Simply following the Parliament deliberations, which are being broadcast by a local NGO live on YouTube and by Radio Al Balad (ironically not on any of the many publicly owned TV and radio stations) demonstrates this problem.
Subcommittees’ amendments to the government-issued laws are routinely denied, making the process of turning draft laws to a subcommittee a farce and a waste of time and effort by individuals elected from the Parliament plenary itself.
The ineffectiveness of Parliament is reflected in the way members deal with one of its members who was elected on a national party list.
Rula Hroub, from the “Jordan is strong” party, is perhaps one of the most active members of Parliament. She has something smart to say at every session of Parliament. Her interventions are logical and her recommendations for text changes are practical, yet almost every single idea she presents in the House is voted down without any idea why.
Few argue convincingly against her ideas, yet when the speaker of the House calls for a vote, her suggestions repeatedly fail to get the needed votes. The situation has become so predictable that she started to begin her deliberations by saying: “I know this will not pass, but I need to say this for the record.”
Some argue that she and her two-person party must do more to lobby MPs for her ideas beforehand in order to succeed in getting the needed votes.
Whether lobbying would make a difference is debatable, but what is clear to all who follow the 17th Parliament deliberations is the strange decisions that are often taken and the sudden reversals that occur without any clarity or even attempt to set up such changes.
Perhaps the weirdest decision-making process was regarding the issue of the creation of the decentralisation council.
The government draft law called for 75 per cent of the members to be elected and the rest to be appointed by the executive branch.
A group of non-governmental organisations was formed last year with the expressed goal of working with members of Parliament to support a progressive decentralisation law. Every single MP was approached, invited to lunch, asked to attend public events in their communities with the goal of convincing them to vote for improving the draft law.
The idea was that elections should be the only way to choose members without appointments.
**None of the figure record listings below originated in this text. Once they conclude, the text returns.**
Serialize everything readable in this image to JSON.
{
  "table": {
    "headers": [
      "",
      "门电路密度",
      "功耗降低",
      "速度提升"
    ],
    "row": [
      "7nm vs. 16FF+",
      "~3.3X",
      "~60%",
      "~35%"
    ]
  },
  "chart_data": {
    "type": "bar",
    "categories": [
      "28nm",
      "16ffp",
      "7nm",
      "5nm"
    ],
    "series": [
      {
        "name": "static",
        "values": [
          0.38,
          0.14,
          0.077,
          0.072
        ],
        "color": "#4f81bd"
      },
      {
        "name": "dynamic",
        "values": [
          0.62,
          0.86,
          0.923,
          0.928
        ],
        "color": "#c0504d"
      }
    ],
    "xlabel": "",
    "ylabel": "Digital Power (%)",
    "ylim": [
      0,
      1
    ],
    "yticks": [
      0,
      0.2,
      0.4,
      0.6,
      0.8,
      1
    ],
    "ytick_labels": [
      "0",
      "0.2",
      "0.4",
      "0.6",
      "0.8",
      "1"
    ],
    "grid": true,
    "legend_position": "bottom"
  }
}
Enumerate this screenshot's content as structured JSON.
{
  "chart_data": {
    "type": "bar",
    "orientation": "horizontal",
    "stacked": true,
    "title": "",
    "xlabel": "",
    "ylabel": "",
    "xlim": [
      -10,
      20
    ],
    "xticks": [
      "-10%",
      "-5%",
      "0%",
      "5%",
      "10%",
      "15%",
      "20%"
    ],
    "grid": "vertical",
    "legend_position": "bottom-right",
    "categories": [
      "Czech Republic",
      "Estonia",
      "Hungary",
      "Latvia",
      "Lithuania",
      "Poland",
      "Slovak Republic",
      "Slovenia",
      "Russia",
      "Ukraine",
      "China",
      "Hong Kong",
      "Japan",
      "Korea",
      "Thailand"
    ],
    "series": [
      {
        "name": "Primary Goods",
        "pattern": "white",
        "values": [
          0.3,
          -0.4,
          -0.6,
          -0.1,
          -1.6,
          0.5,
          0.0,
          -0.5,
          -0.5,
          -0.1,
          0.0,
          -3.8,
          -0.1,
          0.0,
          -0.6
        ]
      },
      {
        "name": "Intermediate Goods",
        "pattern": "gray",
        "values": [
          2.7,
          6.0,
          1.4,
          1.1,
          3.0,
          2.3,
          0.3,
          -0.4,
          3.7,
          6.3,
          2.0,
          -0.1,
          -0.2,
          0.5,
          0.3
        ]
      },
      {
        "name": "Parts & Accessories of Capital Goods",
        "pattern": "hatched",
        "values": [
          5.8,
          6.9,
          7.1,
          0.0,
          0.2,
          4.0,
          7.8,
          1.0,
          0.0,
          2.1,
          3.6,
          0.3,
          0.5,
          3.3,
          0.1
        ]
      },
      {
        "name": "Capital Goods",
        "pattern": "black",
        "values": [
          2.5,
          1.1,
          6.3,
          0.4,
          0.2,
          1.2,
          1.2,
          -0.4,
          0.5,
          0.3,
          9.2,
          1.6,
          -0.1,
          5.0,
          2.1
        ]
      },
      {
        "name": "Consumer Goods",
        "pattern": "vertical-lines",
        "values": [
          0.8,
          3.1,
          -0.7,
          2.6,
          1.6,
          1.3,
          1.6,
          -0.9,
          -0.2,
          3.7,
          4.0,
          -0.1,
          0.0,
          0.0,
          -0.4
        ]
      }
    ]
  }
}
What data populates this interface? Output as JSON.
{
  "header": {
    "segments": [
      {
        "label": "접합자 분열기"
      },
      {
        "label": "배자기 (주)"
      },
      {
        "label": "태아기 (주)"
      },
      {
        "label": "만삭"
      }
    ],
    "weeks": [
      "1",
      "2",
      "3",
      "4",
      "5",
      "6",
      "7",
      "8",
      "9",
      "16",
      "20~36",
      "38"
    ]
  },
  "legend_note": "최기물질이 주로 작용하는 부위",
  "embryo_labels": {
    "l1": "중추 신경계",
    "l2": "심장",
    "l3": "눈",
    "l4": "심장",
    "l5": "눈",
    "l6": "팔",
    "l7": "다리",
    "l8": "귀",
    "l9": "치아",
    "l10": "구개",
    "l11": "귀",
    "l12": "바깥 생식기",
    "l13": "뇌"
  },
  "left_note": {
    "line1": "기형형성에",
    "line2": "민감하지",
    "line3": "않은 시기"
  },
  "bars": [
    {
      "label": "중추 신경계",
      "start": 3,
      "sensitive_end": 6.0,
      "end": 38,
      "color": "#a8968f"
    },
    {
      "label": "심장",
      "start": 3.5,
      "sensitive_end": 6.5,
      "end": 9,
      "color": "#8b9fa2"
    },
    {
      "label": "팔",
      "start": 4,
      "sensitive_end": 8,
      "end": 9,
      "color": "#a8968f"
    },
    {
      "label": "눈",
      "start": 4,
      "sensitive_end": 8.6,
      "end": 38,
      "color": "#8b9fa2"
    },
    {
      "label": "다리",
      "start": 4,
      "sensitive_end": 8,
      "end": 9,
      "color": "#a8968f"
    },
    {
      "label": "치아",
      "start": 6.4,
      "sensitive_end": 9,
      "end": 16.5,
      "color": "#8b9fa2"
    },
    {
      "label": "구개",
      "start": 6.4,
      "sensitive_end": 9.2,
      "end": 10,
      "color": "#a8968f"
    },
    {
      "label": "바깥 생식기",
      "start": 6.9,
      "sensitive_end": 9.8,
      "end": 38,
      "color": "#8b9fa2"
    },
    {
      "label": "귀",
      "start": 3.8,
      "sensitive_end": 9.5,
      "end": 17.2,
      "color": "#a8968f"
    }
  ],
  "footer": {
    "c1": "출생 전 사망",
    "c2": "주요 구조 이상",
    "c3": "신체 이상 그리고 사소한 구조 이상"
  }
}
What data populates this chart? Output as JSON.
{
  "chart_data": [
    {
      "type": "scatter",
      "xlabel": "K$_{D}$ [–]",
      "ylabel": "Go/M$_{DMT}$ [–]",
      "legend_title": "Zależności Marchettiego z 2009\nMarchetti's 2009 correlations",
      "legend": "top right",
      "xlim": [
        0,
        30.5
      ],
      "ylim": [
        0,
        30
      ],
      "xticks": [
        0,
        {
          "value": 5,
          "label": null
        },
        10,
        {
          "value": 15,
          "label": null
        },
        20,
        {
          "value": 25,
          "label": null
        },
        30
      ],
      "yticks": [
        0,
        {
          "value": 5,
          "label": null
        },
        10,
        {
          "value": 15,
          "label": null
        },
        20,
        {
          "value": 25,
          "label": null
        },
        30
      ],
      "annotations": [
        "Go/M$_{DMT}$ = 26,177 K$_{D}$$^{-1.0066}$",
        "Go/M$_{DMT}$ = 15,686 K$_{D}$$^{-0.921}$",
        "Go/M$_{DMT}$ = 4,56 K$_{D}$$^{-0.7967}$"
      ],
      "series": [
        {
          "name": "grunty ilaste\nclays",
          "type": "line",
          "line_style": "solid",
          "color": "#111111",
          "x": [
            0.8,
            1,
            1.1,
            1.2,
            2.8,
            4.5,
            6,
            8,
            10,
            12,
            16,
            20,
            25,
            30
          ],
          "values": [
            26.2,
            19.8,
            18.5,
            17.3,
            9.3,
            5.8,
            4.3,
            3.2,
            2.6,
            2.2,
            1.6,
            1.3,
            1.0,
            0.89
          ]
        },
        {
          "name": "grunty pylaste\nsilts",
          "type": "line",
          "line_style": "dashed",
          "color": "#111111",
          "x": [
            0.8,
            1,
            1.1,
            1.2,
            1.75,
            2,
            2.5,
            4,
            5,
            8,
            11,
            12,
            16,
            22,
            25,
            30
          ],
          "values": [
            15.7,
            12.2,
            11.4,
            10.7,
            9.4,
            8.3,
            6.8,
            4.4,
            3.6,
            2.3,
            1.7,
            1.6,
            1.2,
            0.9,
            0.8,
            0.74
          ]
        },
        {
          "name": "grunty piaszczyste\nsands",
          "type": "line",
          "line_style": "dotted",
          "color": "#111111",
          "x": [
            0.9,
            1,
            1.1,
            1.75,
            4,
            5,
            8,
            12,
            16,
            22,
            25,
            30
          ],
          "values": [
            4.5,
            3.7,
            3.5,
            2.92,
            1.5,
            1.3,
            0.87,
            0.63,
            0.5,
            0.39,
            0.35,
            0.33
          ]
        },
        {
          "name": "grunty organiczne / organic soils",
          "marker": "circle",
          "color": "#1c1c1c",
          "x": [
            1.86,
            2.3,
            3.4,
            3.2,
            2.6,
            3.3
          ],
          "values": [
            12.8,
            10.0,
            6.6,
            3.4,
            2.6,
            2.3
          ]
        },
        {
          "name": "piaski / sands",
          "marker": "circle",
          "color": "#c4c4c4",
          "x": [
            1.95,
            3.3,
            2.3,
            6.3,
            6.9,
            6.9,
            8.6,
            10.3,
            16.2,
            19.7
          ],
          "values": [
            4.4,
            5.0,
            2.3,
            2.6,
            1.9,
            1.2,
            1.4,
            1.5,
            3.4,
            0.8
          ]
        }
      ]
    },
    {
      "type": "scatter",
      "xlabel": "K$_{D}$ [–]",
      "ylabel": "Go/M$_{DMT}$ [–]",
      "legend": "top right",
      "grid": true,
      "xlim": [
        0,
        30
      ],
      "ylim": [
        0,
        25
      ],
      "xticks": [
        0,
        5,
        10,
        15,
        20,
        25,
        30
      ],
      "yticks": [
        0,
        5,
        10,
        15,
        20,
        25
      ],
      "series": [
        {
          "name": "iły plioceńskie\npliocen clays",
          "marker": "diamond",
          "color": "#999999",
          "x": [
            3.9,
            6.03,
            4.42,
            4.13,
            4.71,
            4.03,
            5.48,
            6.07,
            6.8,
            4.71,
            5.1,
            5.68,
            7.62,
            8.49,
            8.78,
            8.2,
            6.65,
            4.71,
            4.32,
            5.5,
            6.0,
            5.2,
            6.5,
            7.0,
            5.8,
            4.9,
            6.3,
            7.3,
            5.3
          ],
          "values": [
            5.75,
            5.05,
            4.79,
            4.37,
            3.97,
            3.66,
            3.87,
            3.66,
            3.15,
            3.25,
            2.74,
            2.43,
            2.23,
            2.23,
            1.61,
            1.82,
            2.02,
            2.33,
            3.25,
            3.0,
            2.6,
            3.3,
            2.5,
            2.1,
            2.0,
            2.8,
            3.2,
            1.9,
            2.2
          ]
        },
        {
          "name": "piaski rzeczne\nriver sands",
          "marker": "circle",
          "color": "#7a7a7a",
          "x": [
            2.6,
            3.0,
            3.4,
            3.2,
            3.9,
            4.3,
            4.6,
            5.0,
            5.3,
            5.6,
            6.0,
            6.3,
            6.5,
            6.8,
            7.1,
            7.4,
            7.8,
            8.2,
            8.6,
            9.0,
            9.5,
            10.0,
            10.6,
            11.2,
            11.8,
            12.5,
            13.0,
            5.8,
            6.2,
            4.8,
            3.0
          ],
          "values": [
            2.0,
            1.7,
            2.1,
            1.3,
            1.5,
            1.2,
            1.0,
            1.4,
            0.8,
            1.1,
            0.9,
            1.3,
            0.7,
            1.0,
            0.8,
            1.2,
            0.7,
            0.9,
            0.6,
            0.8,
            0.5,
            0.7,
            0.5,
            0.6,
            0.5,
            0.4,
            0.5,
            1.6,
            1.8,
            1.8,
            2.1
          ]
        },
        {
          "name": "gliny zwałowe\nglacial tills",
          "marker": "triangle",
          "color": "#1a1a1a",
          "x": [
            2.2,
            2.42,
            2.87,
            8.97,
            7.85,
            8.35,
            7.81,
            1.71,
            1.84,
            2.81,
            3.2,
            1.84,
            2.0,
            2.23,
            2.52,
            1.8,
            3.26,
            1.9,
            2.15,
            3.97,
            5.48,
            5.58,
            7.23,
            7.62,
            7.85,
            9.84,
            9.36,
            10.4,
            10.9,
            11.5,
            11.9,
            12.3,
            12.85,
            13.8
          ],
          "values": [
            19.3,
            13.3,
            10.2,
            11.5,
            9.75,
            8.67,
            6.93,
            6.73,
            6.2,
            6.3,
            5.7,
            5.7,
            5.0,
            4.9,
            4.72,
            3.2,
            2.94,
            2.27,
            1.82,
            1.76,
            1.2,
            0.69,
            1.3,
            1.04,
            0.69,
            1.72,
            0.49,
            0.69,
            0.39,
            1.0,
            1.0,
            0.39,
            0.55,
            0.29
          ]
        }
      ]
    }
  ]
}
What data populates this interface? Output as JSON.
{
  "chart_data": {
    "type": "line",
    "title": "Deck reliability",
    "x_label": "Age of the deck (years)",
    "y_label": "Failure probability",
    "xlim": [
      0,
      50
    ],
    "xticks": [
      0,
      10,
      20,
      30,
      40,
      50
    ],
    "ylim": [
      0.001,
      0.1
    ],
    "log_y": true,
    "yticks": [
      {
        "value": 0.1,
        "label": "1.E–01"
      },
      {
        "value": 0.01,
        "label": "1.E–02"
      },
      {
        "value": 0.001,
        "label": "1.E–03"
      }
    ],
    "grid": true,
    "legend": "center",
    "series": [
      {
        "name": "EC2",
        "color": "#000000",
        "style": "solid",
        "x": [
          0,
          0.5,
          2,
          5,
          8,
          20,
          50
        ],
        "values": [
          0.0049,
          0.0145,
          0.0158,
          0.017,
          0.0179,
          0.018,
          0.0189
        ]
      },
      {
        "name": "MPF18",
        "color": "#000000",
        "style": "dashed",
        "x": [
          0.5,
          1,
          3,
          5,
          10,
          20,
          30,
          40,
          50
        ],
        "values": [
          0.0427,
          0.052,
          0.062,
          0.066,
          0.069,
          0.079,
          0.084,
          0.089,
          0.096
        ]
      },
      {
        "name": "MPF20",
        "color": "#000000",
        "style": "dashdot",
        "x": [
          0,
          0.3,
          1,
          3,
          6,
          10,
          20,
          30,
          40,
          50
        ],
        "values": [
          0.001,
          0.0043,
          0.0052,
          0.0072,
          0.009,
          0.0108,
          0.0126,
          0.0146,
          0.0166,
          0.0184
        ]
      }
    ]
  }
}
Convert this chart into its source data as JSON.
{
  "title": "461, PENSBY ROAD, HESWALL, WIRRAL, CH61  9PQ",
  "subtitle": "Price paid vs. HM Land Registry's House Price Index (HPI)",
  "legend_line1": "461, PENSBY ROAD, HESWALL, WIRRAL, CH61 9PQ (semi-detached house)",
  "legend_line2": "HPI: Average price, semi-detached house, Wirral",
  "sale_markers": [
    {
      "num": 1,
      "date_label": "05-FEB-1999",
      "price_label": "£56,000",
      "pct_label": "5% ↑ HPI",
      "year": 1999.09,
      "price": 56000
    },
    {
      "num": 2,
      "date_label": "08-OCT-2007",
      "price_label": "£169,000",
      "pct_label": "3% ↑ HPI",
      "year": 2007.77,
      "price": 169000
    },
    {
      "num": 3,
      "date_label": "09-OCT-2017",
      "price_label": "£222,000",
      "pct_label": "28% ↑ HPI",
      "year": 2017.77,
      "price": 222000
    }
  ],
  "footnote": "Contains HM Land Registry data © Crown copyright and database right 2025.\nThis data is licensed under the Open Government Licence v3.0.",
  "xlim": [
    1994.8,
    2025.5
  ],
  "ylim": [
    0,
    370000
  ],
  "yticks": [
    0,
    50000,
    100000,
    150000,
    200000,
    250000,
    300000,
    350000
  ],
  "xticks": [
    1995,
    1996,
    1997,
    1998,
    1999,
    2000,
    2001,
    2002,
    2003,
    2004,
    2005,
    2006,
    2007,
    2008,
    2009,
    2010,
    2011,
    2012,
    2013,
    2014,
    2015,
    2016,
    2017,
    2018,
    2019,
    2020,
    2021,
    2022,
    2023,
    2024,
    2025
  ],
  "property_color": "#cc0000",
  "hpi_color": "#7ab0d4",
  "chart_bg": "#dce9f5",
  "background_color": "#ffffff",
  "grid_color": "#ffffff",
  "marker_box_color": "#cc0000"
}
Another issue that was repeatedly discussed was the need to have a similar women’s quota in the decentralised councils, similar to the ones in municipalities or Parliament itself.
When the relevant clauses came up for a vote on Clause 17, the plenary indeed voted to scrap the idea of appointments and accepted that all council members will be elected.
Members of Parliament also agreed to a resolution presented by Jerash MP Wafaa Bani Mustafa to add 15 per cent members in the form of a women’s quota. Civil society celebrated this victory that was the result of months of lobbying efforts.
But the following day, after lunch and before closing the voting, the speaker suddenly asked members of Parliament to revote on Clause 17 again and before a count could be assessed, he declared that the changes had been voted down and that the draft government text for appointing 25 per cent of the members had been agreed to by the majority.
No discussion took place before that last-minute vote. No one explained to the members why they had to go back on a decision that was duly discussed within the committee and the plenary, and voted on freely.
Also, no one knows exactly who voted for it, since Parliamentarians rarely use the electronic voting system at their disposal.
The Parliament does not present the names of those who vote for or against any single resolution unless the vote is questioned by fellow members of Parliament.
Immediately after the vote, the decentralisation law was passed and the session was adjourned. The only obstacle that remains now is the senate, which is made up of former officials that are appointed by Royal Decree.
The last-minute change of the above vote has turned a victory of the people into a defeat and shows the fact that Parliament is not as independent as the Constitution has called for it to be.
Some would argue that a bad decentralisation law is better than no law and that once a better election law is passed Parliament will be more representative of the will of the people.
Until then, it is difficult to be too thrilled about the tiny reform steps taking place.